To many, adventurers are viewed as homicidal sociopaths. Let’s face it, the average adventuring day involves accosting civilians for information and clues, murdering sentient creatures, looting and pillaging ancient family heirlooms and other national treasures; all followed by nights of boasting and heavy drinking at the local tavern. What constable or noble wouldn’t be nervous about bands of powerful individuals with equally powerful weapons and spells at their disposal roving the lands in search of glory and treasure? The Adventurer’s Guild provides a legal framework to legitimize these activities.
There are some key points to remember about the Adventurer’s Guild:
- Neutral and Unbiased. The Guild accepts members from all nationalities, creeds, and races. Likewise, quest petitions are nearly universally accepted and posted, no matter how large or small. The only exception are requests for outright murder or theft, or petitions that break local laws and customs. (Even this can be circumvented, and the boards of many shadier guildhalls are studded with requests to liberate “stolen” cargo or bring certain people to justice.)

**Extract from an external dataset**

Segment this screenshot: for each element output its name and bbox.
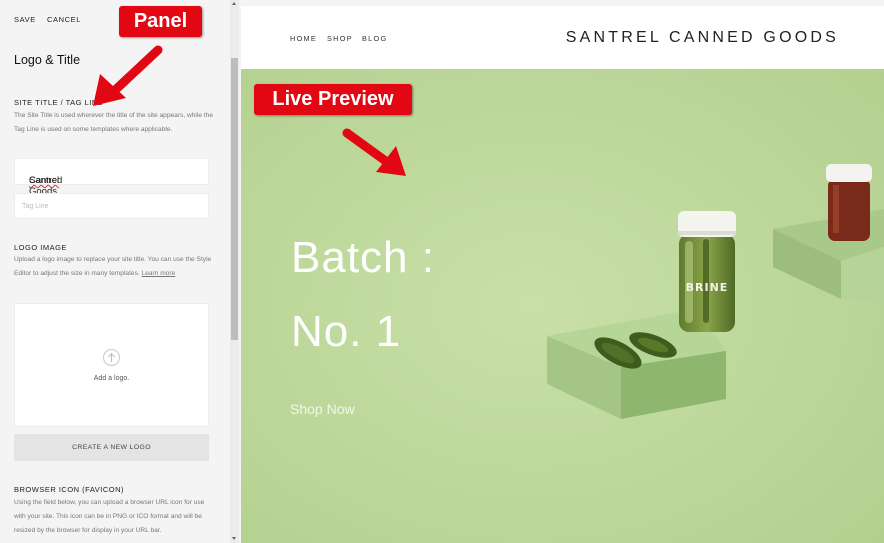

- Subservient to Local Authorities. The Guild accedes authority all local and national organizations. Often the Guild will work hand in hand with local constables and militia. Also, all rewards, bounties, and loot are subject to both Guild and local taxes. Failure to comply with these tariffs can result in immediate expulsion from the guild.
- Independent Contractors. Guild members are free to pursue any and all petitions they wish, or not pursue any at all. Membership only provides adventurers with license to pursue contracts, and members are not obligated in any official way to perform contracts. Adventurers may pursue their own investigations and explorations as long as they file a Writ of Intent with their local guild hall.
- Absolutely Transparent. All applications, petitions, contracts and other guild documents are public record. Likewise, each group of adventurers, or party, must have a guild-sanctioned secretary to scribe the party’s activities in an adventurer’s log. Transparency has been the key to the Guild’s acceptance by the local populace, so the Guild takes this aspect very seriously.